In the bright clear morning Salaman went down to his trench to dig. He had long since given up any real hope that the trench was going to yield anything useful, but working in it had the merit of concentrating his thoughts.

He had been digging for no more than five minutes when a long shadow fell across him, and he looked up to see Harruel, hands on hips, peering down at him. The king was wobbling back and forth in a troublesome way, as though about to topple into the open ditch. It seemed very early in the day for Harruel to be this drunk, Salaman thought.
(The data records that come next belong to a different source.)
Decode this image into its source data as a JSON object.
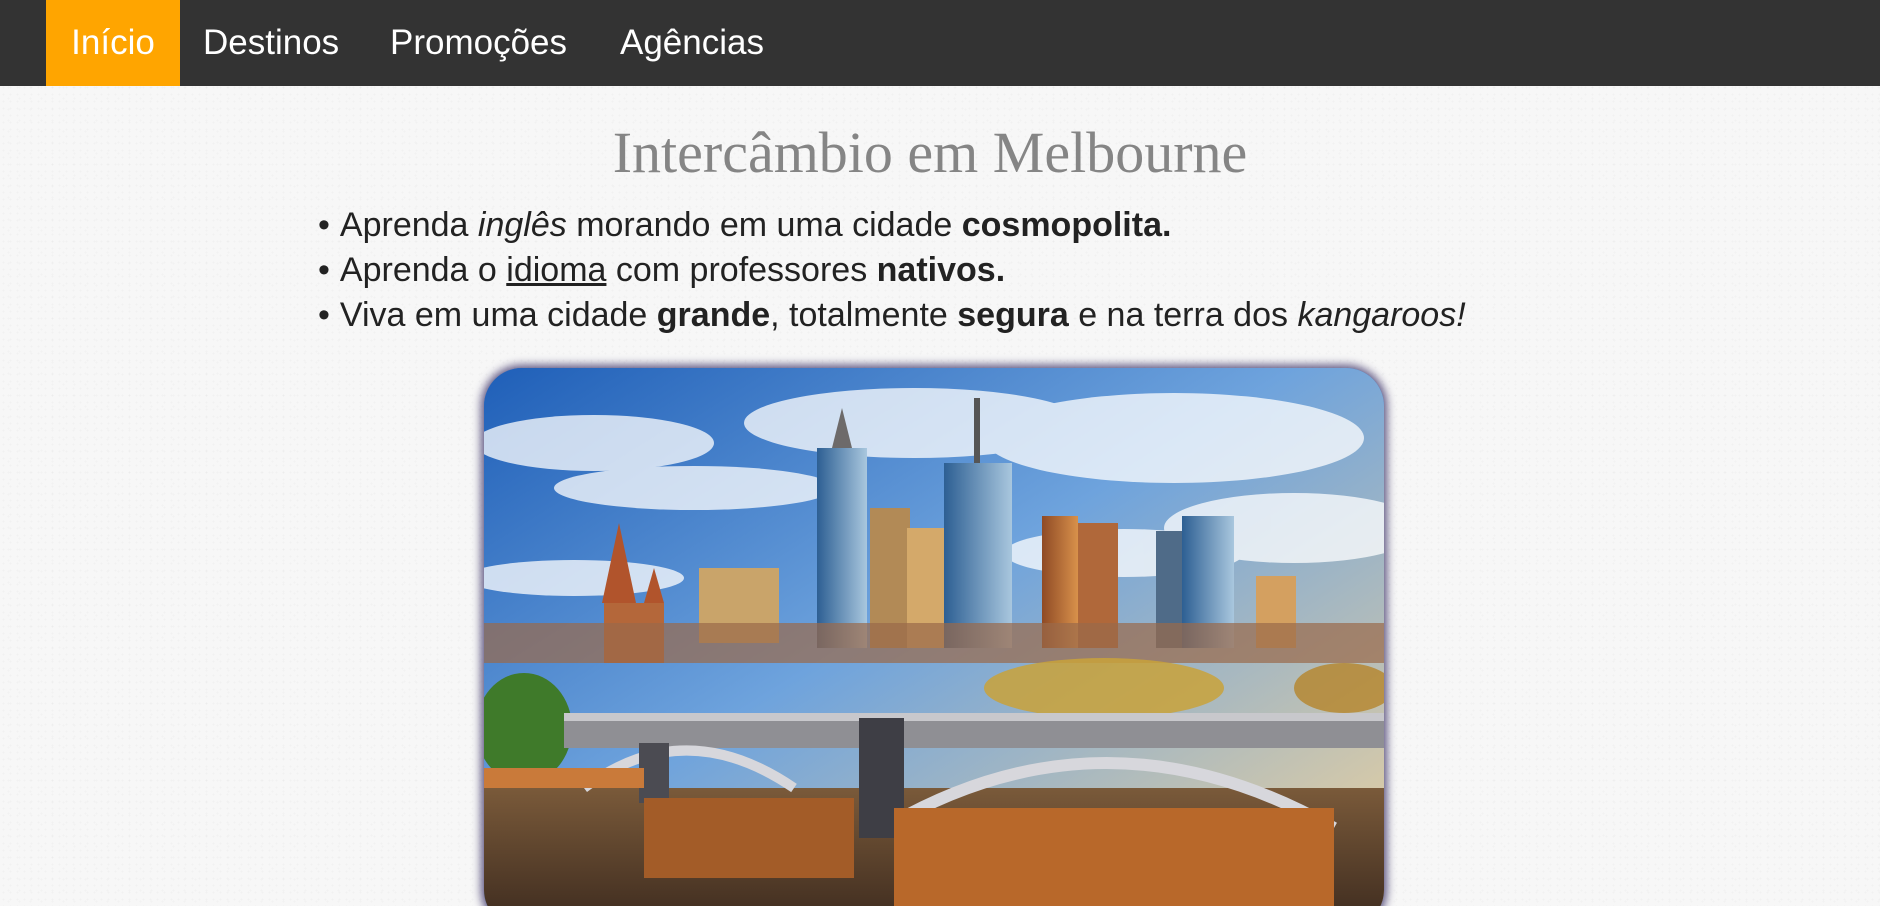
{
  "nav": {
    "items": [
      {
        "label": "Início",
        "active": true
      },
      {
        "label": "Destinos",
        "active": false
      },
      {
        "label": "Promoções",
        "active": false
      },
      {
        "label": "Agências",
        "active": false
      }
    ],
    "background_color": "#333333",
    "active_color": "#ffa500"
  },
  "main": {
    "title": "Intercâmbio em Melbourne",
    "features": [
      {
        "bullet": "•",
        "parts": [
          "Aprenda ",
          "inglês",
          " morando em uma cidade ",
          "cosmopolita."
        ]
      },
      {
        "bullet": "•",
        "parts": [
          "Aprenda o ",
          "idioma",
          " com professores ",
          "nativos."
        ]
      },
      {
        "bullet": "•",
        "parts": [
          "Viva em uma cidade ",
          "grande",
          ", totalmente ",
          "segura",
          " e na terra dos ",
          "kangaroos!"
        ]
      }
    ],
    "photo": {
      "subject": "Melbourne skyline with Princes Bridge over the Yarra River",
      "icon": "city-photo"
    }
  }
}
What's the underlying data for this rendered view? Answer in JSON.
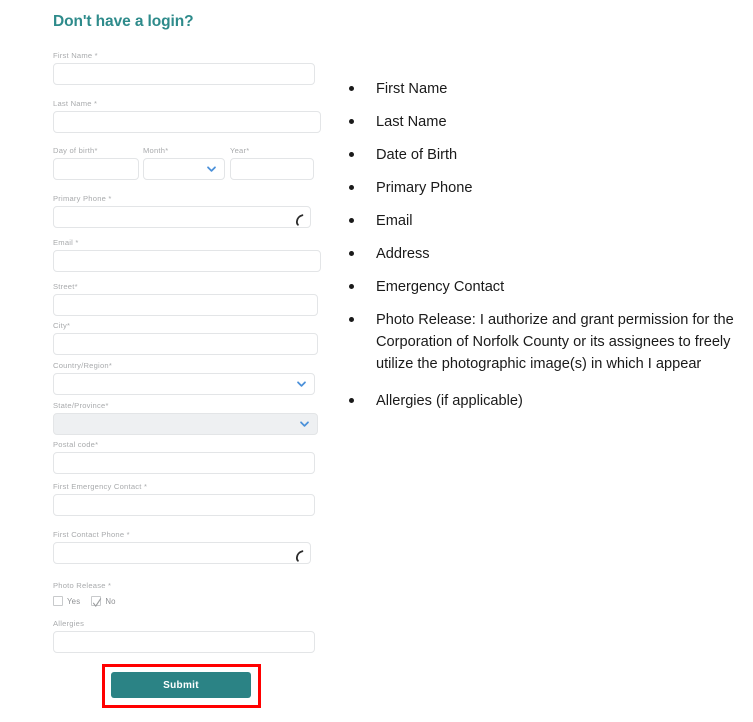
{
  "form": {
    "heading": "Don't have a login?",
    "fields": {
      "first_name": {
        "label": "First Name *",
        "value": ""
      },
      "last_name": {
        "label": "Last Name *",
        "value": ""
      },
      "day_of_birth": {
        "label": "Day of birth*",
        "value": ""
      },
      "month": {
        "label": "Month*",
        "value": ""
      },
      "year": {
        "label": "Year*",
        "value": ""
      },
      "primary_phone": {
        "label": "Primary Phone *",
        "value": "",
        "icon": "phone-icon"
      },
      "email": {
        "label": "Email *",
        "value": ""
      },
      "street": {
        "label": "Street*",
        "value": ""
      },
      "city": {
        "label": "City*",
        "value": ""
      },
      "country_region": {
        "label": "Country/Region*",
        "value": "",
        "icon": "chevron-down-icon"
      },
      "state_province": {
        "label": "State/Province*",
        "value": "",
        "icon": "chevron-down-icon",
        "disabled": true
      },
      "postal_code": {
        "label": "Postal code*",
        "value": ""
      },
      "first_emergency_contact": {
        "label": "First Emergency Contact *",
        "value": ""
      },
      "first_contact_phone": {
        "label": "First Contact Phone *",
        "value": "",
        "icon": "phone-icon"
      },
      "photo_release": {
        "label": "Photo Release *"
      },
      "allergies": {
        "label": "Allergies",
        "value": ""
      }
    },
    "photo_release_options": [
      {
        "label": "Yes",
        "checked": false
      },
      {
        "label": "No",
        "checked": true
      }
    ],
    "submit_label": "Submit"
  },
  "requirements": {
    "items": [
      "First Name",
      "Last Name",
      "Date of Birth",
      "Primary Phone",
      "Email",
      "Address",
      "Emergency Contact",
      "Photo Release: I authorize and grant permission for the Corporation of Norfolk County or its assignees to freely utilize the photographic image(s) in which I appear",
      "Allergies (if applicable)"
    ]
  },
  "colors": {
    "heading_teal": "#2e8b8b",
    "submit_teal": "#2b8385",
    "highlight_red": "#ff0000",
    "label_grey": "#a9abad",
    "border_grey": "#e3e5e7",
    "disabled_grey": "#eef0f2",
    "chevron_blue": "#4a90d9"
  }
}
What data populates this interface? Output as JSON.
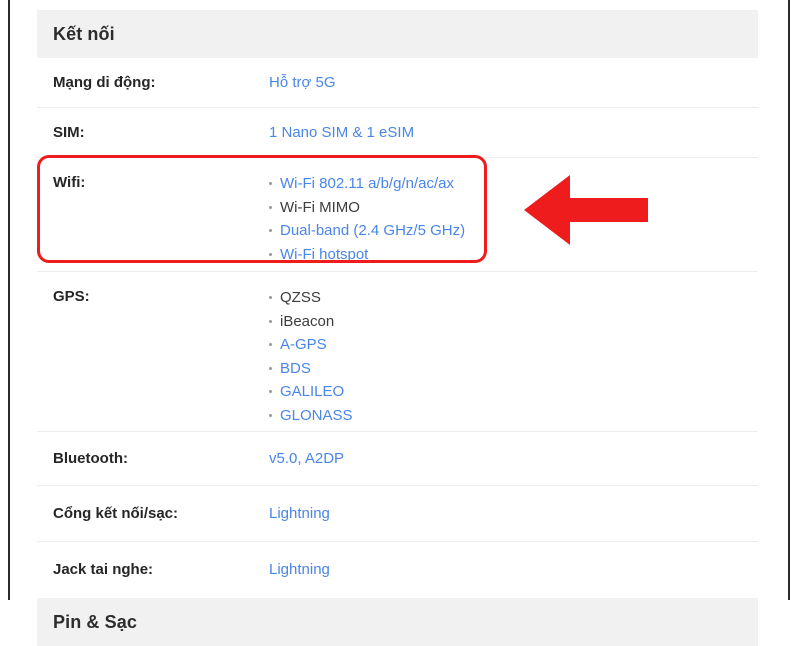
{
  "page": {
    "accent_link_color": "#4a85e8",
    "text_color": "#3c3c3c",
    "header_bg": "#f1f1f1",
    "annotation_color": "#ee1c1c"
  },
  "sections": {
    "connectivity": {
      "title": "Kết nối"
    },
    "battery": {
      "title": "Pin & Sạc"
    }
  },
  "rows": {
    "mobile_network": {
      "label": "Mạng di động:",
      "value": "Hỗ trợ 5G"
    },
    "sim": {
      "label": "SIM:",
      "value": "1 Nano SIM & 1 eSIM"
    },
    "wifi": {
      "label": "Wifi:",
      "items": [
        {
          "text": "Wi-Fi 802.11 a/b/g/n/ac/ax",
          "link": true
        },
        {
          "text": "Wi-Fi MIMO",
          "link": false
        },
        {
          "text": "Dual-band (2.4 GHz/5 GHz)",
          "link": true
        },
        {
          "text": "Wi-Fi hotspot",
          "link": true
        }
      ]
    },
    "gps": {
      "label": "GPS:",
      "items": [
        {
          "text": "QZSS",
          "link": false
        },
        {
          "text": "iBeacon",
          "link": false
        },
        {
          "text": "A-GPS",
          "link": true
        },
        {
          "text": "BDS",
          "link": true
        },
        {
          "text": "GALILEO",
          "link": true
        },
        {
          "text": "GLONASS",
          "link": true
        }
      ]
    },
    "bluetooth": {
      "label": "Bluetooth:",
      "value": "v5.0, A2DP"
    },
    "charging_port": {
      "label": "Cổng kết nối/sạc:",
      "value": "Lightning"
    },
    "headphone_jack": {
      "label": "Jack tai nghe:",
      "value": "Lightning"
    }
  },
  "annotations": {
    "highlight_box": {
      "name": "wifi-row-highlight",
      "color": "#ee1c1c"
    },
    "arrow": {
      "name": "left-pointing-arrow",
      "direction": "left",
      "color": "#ee1c1c"
    }
  }
}
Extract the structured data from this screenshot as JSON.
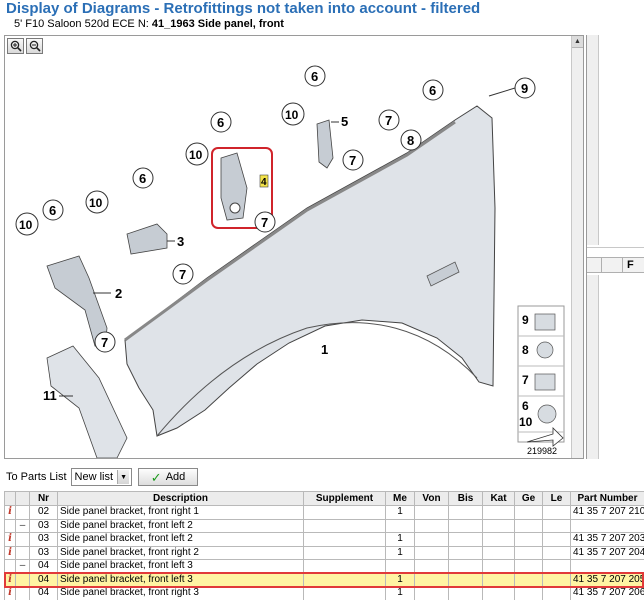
{
  "header": {
    "title": "Display of Diagrams - Retrofittings not taken into account - filtered",
    "vehicle": "5' F10 Saloon 520d ECE",
    "group_prefix": "N:",
    "group": "41_1963 Side panel, front"
  },
  "diagram": {
    "callouts": {
      "c1": "1",
      "c2": "2",
      "c3": "3",
      "c4": "4",
      "c5": "5",
      "c6": "6",
      "c7": "7",
      "c8": "8",
      "c9": "9",
      "c10": "10",
      "c11": "11"
    },
    "legend_numbers": {
      "l9": "9",
      "l8": "8",
      "l7": "7",
      "l6": "6",
      "l10": "10"
    },
    "image_number": "219982"
  },
  "parts_toolbar": {
    "label": "To Parts List",
    "list_value": "New list",
    "add_label": "Add"
  },
  "table": {
    "columns": [
      "",
      "",
      "Nr",
      "Description",
      "Supplement",
      "Me",
      "Von",
      "Bis",
      "Kat",
      "Ge",
      "Le",
      "Part Number"
    ],
    "rows": [
      {
        "info": "i",
        "dash": "",
        "nr": "02",
        "desc": "Side panel bracket, front right 1",
        "me": "1",
        "part": "41 35 7 207 210"
      },
      {
        "info": "",
        "dash": "–",
        "nr": "03",
        "desc": "Side panel bracket, front left 2",
        "me": "",
        "part": ""
      },
      {
        "info": "i",
        "dash": "",
        "nr": "03",
        "desc": "Side panel bracket, front left 2",
        "me": "1",
        "part": "41 35 7 207 203"
      },
      {
        "info": "i",
        "dash": "",
        "nr": "03",
        "desc": "Side panel bracket, front right 2",
        "me": "1",
        "part": "41 35 7 207 204"
      },
      {
        "info": "",
        "dash": "–",
        "nr": "04",
        "desc": "Side panel bracket, front left 3",
        "me": "",
        "part": ""
      },
      {
        "info": "i",
        "dash": "",
        "nr": "04",
        "desc": "Side panel bracket, front left 3",
        "me": "1",
        "part": "41 35 7 207 205"
      },
      {
        "info": "i",
        "dash": "",
        "nr": "04",
        "desc": "Side panel bracket, front right 3",
        "me": "1",
        "part": "41 35 7 207 206"
      }
    ]
  }
}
“Still at it, are you?” Harruel asked, and laughed. “By Dawinno, you’d better take care, or you’ll dig up an ice-eater down there!”

“Ice-eaters are all gone,” Salaman said, without breaking his rhythm. “Too warm for ice-eaters these days. Grab a shovel, Harruel! Come down here and do some digging. The work’ll do you good.”

“Pah! You think I have nothing better to do?”

Salaman did not reply. Teasing Harruel was always a risky game. He had gone as far as he dared. He bent himself to his task, and after a time he heard the king go lurching slowly away, grunting and wheezing.

Salaman’s trench was a long, winding thing that cut back and forth through the center of the City of Yissou like an immense dark serpent, running along the back of the royal palace, then between the house of Konya and Galihine and that of Salaman and Weiawala, and then in an undulating line that went curving around past the place where Lakkamai lived. It was deeper than a man was tall, and about as wide across as a man is through the shoulders.

He had dug most of it himself, with occasional help from Konya and Lakkamai, in his continuing search for some remnant of the death-star that he believed had struck here. Since the first days of the city’s existence he had managed to put in an hour or two nearly every day. He would dig for a while, carefully, meditatively, then carry the upturned earth back to fill in at the earlier end of the trench, so that it would not totally obstruct foot traffic in the city. As it was, it made him the butt of much humor and more than a little grumbling. But he went on steadily digging.